Some of that pessimism had been on view at hearings the committee has held in the past. What was new, though, was a presentation by a Duke University psychiatrist on a primary care mental health program that he said held the opportunity for reaching many more seniors who may be racked by suicidal ideation. David Carl Steffens, MD, MHS, professor of psychiatry and medicine at Duke, presented findings related to IMPACT, which stands for “Improving Mood—Promoting Access to Collaborative Treatment” for late-life depression, sponsored chiefly by the John A. Hartford Foundation. The study, completed in 2002, focused mainly on treatment of serious depressive disorders in the elderly, specifically major depression and dysthymia.

But Steffens, who served as the study psychiatrist at the Duke General Internal Medicine site, said the data had recently been reviewed to see whether primary care intervention reduced suicidal ideation. Intervention subjects had significantly lower rates of suicidal ideation than did controls at 6 months (7.5% vs 12.1%) and 12 months (9.8% vs 15.5%) and, even after intervention resources were no longer available, at 18 months (8.0% vs 13.3%) and 24 months (10.1% vs 13.9%). There were no completed suicides in either group. These findings will soon be published in the Journal of the American Geriatrics Society.

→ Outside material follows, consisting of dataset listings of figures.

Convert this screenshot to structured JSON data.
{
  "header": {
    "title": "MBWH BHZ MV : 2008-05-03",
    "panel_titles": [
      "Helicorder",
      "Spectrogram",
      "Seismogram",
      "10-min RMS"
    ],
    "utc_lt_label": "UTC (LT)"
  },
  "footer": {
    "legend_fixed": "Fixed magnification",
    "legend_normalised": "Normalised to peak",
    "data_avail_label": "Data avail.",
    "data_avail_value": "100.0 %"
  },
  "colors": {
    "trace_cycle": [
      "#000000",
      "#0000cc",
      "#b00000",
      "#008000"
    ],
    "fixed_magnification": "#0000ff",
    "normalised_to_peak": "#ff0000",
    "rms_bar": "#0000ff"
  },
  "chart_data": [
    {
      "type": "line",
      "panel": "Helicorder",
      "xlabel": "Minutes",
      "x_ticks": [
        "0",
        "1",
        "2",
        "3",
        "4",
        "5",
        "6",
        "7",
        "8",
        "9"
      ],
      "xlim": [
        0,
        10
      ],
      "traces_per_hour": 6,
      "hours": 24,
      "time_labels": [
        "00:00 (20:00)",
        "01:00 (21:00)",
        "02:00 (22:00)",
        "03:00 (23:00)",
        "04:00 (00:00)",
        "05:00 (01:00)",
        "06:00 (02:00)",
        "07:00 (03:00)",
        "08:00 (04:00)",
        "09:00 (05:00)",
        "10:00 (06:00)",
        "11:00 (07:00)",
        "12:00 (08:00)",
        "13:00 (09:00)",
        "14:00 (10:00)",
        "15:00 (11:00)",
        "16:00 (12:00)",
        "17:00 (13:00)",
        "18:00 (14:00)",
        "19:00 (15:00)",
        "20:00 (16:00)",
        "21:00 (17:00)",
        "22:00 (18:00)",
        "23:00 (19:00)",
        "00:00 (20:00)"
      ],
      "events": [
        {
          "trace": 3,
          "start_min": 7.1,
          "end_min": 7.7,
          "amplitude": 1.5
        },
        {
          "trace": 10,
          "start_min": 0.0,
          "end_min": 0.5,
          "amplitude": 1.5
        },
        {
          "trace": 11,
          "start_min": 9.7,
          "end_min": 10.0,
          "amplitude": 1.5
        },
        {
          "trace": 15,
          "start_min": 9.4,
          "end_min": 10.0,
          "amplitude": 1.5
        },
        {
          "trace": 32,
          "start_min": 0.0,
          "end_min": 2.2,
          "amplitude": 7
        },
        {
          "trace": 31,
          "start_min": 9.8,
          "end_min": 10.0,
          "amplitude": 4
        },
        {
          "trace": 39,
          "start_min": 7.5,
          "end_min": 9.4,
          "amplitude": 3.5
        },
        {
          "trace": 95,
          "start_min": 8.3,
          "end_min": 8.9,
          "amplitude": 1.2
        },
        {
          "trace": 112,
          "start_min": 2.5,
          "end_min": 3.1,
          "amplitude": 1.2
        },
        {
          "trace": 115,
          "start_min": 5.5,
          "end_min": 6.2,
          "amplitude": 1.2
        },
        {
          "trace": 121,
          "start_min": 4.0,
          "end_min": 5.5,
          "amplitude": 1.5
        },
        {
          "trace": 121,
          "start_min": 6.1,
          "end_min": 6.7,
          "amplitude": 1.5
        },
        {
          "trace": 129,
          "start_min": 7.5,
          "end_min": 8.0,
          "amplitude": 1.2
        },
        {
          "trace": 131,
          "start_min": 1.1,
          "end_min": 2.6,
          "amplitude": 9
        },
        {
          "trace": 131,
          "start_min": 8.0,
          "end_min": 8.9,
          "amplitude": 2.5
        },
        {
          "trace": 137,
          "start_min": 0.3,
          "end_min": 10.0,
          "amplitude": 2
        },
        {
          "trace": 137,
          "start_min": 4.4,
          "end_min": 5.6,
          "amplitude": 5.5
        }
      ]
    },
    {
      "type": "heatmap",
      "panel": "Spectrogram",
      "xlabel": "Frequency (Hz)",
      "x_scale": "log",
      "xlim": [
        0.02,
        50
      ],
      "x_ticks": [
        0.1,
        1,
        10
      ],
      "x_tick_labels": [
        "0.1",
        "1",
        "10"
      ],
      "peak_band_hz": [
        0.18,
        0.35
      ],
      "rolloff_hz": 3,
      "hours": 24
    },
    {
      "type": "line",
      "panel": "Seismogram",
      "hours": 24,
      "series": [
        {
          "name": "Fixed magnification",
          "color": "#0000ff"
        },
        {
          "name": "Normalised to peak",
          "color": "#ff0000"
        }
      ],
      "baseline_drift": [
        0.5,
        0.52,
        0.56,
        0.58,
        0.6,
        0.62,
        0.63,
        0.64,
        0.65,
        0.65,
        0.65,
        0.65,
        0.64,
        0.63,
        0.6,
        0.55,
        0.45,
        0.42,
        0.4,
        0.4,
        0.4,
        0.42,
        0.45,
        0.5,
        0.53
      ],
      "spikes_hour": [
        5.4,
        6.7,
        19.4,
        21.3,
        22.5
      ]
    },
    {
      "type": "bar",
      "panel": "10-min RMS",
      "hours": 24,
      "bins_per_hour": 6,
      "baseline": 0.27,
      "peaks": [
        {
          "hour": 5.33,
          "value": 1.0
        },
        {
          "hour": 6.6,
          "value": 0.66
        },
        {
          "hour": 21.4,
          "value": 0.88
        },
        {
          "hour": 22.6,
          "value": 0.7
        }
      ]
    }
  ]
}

Duke is one of the very few IMPACT study sites that has continued to use the primary care collaborative model funded by the Hartford Foundation; that is, use of a depression clinical specialist, who at Duke is a clinical nurse specialist. The problem is, Steffens recounted, that Duke administration has not found an acceptable way to cover his services (now that Hartford funding has ended). Medicare will cover the nurse’s care, but not his supervisory role, even though there is a CPT code (99361) for a medical conference by a physician with an interdisciplinary team of health professionals.

Christopher Colenda, MD, the Jean and Thomas McMullin Dean of Medicine at Texas A&M University and president of the American Association for Geriatric Psychiatry, also noted the need for focusing more resources on primary care mental health services. He explained that rotations of medical residents are “inadequate nearly to the point of nonexistence for geriatric psychiatry.” Colenda endorsed the Positive Aging Act (S. 1116), which was introduced in May 2005 by Senators Hillary Clinton (D, NY) and Susan Collins (R, Me). The bill would make available grants to states to provide screening and treatment for mental health disorders in seniors. In addition, it would authorize demonstration projects to reach out to seniors and would make much needed collaborative mental health services available in community settings where older adults reside and already receive services such as primary care clinics.

When she introduced the bill in May 2005, Clinton said: “Mental disorders do not have to be a part of the aging process, because we have effective treatments for these conditions. But in far too many instances, our seniors go undiagnosed and untreated because of the current divide in our country between health care and mental health care.”

But while the bill was referred to the Senate Committee on Health, Education, Labor, and Pensions, of which Clinton is a member, it was never heard of again. Clinton’s office failed to respond to a request for comment.